Whilst I know where the controls are now, I am concerned that they keep moving with each kernel release - that's 3 kernel updates in a row I have had to find or enable modules to find these controls.

Where should I expect to find these controls in a consistent manner?

Of course, if either of these are a bug, I am happy to raise one, I just want to make sure it is a bug, not a lack of my understanding, before doing so.

----------

## g.e.n.t.u.x.

hello lyallp.

have u just updated your kernel or did you reemerge something nessessary after this update?

bye gentux

----------

## lyallp

Updated my kernel version.

There may have been a few system updates afterwards, but the missing brightness controls are kernel related.

Unsure about the X keys.

Rebooted and bingo. Stuff gone or moved.

----------

## g.e.n.t.u.x.

yes u are right.

after all kernel updates u have to reemerge your xf86-[video,input]-* stuff and also your xorg-server xorg-drivers mesa and libdrm if u use it. And try /sys/class/backlight/acpi_video0

maximum success gentux

----------

## lyallp

Awesome. Found the controls in /sys/class/backlight/acpi_video0

This looks much more promising with regards to staying put in the future.

Thanks!

Regarding my key bindings, I do not understand why they went missing but my workaround seems to be ok.
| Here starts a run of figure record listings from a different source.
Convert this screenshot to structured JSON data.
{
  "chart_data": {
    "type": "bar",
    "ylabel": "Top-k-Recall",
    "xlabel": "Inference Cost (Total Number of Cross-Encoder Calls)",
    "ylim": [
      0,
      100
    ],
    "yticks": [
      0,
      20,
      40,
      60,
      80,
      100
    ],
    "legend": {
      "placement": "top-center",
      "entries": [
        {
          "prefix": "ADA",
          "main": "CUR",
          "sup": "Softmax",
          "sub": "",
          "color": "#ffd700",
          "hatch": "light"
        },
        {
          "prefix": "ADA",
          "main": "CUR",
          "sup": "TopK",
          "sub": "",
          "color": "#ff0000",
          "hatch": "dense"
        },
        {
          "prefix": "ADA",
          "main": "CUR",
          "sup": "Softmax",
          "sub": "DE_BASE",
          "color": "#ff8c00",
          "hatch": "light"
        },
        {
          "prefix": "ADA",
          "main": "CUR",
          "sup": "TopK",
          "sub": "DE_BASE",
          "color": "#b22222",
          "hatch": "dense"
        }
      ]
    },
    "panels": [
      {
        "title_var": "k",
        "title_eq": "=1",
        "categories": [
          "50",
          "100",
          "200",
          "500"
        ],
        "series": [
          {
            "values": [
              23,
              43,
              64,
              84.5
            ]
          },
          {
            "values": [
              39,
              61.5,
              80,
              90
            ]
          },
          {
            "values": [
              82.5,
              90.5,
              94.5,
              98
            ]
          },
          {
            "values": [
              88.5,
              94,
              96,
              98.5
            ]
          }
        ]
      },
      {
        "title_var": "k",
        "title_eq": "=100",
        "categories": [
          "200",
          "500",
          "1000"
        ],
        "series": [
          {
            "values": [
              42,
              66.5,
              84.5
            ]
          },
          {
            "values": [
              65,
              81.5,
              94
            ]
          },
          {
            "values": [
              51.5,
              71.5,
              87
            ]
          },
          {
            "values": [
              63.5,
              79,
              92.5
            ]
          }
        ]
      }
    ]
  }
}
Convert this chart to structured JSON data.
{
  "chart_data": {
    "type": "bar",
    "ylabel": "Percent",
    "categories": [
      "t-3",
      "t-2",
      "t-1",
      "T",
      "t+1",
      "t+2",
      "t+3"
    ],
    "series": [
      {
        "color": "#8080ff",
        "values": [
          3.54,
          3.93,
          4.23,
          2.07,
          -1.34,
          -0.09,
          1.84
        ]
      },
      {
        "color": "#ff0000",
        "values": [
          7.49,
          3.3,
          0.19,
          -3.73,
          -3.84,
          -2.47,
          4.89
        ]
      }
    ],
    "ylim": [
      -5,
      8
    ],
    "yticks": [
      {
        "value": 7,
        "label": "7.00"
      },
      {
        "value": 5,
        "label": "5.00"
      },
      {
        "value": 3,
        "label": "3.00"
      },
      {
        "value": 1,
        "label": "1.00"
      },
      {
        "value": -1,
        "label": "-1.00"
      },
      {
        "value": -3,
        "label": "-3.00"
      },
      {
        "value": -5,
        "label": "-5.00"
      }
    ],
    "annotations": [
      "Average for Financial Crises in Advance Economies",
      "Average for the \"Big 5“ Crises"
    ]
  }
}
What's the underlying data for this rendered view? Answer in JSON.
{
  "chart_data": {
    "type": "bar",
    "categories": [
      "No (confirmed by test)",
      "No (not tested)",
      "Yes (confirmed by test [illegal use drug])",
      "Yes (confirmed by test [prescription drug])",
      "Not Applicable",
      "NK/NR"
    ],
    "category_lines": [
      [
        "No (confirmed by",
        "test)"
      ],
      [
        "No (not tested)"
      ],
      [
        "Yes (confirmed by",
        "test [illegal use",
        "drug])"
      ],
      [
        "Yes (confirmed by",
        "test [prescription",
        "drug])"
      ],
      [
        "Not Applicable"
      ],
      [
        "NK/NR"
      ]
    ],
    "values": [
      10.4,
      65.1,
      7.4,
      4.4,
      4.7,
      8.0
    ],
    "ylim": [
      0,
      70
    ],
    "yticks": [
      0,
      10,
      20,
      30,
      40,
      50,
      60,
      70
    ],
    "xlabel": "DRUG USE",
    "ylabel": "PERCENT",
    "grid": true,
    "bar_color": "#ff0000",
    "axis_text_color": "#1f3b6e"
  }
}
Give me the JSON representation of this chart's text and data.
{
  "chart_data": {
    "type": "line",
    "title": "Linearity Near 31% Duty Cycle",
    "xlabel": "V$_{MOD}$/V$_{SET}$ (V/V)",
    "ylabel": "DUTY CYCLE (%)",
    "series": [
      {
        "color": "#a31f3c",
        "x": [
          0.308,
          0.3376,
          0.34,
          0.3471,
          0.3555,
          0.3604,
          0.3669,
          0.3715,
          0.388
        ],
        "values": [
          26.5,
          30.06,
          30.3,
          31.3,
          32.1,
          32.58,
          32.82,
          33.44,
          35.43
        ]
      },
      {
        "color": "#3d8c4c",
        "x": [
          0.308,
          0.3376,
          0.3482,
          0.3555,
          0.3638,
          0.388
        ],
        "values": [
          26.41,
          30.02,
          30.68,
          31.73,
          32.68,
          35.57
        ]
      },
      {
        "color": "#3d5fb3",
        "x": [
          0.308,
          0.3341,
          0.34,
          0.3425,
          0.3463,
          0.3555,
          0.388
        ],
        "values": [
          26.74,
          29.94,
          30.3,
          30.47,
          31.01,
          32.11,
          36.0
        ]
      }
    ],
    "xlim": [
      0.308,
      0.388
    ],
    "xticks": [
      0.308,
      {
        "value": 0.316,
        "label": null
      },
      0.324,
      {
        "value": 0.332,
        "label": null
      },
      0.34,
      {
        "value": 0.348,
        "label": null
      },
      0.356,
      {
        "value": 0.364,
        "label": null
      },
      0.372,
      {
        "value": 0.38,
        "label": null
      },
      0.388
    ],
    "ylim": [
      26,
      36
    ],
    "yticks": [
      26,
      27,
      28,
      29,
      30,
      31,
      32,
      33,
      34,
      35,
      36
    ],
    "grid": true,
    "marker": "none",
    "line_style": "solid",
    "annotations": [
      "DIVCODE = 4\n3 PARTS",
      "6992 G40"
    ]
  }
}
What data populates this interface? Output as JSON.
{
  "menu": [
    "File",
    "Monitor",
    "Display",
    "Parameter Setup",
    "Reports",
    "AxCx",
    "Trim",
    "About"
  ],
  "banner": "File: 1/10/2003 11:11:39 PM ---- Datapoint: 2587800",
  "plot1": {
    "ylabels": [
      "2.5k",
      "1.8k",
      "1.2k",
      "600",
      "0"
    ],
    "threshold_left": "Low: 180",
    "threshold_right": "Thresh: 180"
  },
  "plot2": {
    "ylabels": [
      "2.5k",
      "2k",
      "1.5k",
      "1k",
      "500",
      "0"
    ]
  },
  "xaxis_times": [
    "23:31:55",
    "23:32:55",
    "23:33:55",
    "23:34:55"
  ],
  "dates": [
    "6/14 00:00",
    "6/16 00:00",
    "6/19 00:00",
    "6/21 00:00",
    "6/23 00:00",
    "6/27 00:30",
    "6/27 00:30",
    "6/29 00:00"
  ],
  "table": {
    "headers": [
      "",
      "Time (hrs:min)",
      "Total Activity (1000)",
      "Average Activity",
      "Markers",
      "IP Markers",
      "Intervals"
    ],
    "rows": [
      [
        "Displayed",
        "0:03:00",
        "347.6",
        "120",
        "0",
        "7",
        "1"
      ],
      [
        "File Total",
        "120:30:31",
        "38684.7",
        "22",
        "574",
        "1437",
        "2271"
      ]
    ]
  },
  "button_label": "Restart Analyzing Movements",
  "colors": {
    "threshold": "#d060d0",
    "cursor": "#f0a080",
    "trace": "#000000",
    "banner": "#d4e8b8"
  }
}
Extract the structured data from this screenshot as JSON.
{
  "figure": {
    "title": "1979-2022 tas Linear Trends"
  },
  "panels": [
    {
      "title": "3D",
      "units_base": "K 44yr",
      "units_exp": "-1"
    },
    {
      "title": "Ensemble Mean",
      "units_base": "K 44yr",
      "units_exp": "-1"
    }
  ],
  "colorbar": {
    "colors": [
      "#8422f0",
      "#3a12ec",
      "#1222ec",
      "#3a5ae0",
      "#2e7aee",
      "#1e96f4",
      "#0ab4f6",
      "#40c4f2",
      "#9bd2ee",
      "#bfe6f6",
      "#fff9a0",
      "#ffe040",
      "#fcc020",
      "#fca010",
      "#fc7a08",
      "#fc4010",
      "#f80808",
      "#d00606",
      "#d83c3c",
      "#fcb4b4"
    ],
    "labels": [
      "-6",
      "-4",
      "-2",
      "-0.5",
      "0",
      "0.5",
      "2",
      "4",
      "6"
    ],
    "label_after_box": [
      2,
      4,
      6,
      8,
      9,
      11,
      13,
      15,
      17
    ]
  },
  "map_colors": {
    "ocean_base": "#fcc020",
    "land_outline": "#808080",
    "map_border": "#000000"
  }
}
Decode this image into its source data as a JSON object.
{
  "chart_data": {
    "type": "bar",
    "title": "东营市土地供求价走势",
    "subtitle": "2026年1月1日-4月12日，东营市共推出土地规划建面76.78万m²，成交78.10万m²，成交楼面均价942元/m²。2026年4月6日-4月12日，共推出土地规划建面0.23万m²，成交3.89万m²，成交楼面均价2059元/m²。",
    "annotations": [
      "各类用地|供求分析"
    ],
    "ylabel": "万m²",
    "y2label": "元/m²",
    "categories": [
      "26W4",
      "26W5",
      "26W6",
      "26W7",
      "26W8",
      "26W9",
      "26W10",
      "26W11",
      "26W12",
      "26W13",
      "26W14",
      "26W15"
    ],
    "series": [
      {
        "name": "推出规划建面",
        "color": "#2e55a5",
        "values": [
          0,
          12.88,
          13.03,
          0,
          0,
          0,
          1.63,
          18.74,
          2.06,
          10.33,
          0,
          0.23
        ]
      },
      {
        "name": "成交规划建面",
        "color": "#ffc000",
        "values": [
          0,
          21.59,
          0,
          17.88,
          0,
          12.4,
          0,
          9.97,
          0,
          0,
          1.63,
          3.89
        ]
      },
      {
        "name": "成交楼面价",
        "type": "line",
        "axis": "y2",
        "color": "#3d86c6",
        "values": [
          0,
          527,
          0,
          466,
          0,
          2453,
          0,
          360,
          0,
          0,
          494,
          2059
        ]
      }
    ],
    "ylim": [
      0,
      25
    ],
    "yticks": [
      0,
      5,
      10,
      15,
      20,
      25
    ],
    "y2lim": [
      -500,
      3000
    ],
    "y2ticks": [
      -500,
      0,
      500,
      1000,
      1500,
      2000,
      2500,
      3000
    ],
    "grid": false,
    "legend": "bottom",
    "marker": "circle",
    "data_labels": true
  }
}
I admit, my little test and execute of the .Xmodmap file in my .Xsession file is superfluous as the session startup in /etc/X11/Sessions loads it.

I have checked the session startup files and there are no system level modmaps at all, so I guess the mappings disappeared in the latest update to X11.

----------

## g.e.n.t.u.x.

Congrats  :Smile:  and please send us Europaens a little bit sun. here the summer has not deserve the name. 

maximum fun gentux

----------